Output details
35 - Music, Drama, Dance and Performing Arts
Middlesex University
Reinvention of ’18 Happenings in 6 Parts’ (Allan Kaprow)
The Southbank Centre commissioned Rosemary Butcher to reinvent Allan Kaprow's 18 Happening in 6 Parts, first performed in New York in 1959. Butcher's reinvention of this iconic happening formed part of the Hayward Gallery's international exhibition, Move: Choreographing You, cited at The Clore Ballroom, Royal Festival Hall, London. This work by Butcher has become a part of a sequence called After Kaprow, which has been activated by her enthusiasm for the practice and research that are
involved in the recreation, reinterpretation, and recontextualisation of movement.
The 45-minute performance, by four dancers, took place in a space based on Kaprow's original designs, taking the form of a twelve-metre-long wooden and rope structure. Butcher’s approach was to capture the 'aboutness' of Kaprow's approach to making work, rather than a preoccupation with what actually took place in the gallery. Engaging with Kaprow's archive in conceptual terms she sought to identify a conceptual approach to making work that had an integrity in itself, while carrying forward aspects of Kaprow's approach alongside her own signature practice.
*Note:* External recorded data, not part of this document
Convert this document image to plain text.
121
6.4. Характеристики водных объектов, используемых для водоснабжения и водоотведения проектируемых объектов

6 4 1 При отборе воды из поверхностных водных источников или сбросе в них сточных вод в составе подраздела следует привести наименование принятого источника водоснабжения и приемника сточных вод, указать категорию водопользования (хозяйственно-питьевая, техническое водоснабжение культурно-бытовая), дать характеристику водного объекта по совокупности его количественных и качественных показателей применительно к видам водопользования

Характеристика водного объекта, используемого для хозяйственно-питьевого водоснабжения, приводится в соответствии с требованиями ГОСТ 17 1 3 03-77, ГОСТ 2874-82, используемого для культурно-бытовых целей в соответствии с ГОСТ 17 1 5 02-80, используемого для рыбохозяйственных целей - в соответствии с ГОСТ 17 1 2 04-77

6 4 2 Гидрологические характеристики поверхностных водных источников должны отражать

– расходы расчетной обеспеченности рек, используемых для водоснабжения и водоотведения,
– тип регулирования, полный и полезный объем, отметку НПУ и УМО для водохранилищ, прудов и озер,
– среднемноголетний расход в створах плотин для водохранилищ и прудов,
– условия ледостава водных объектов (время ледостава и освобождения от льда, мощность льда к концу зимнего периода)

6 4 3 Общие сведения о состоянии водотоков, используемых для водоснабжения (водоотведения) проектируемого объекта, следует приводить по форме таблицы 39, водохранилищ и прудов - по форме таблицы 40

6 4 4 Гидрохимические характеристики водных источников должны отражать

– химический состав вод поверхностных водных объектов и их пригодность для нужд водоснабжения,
In the space the dancers were directed to respond to activities and tasks through improvised actions with events and props created by artist Edwin Burdis. Butcher maintains that working on the reinvention has changed her choreographic practice. The work has been documented in the book Move: Choreographic you (2010), has received high profile reviews and has been the subject of academic papers (see portfolio).
This project was made possible by Hauser & Wirth and funding from ACE, The Place and South East Dance.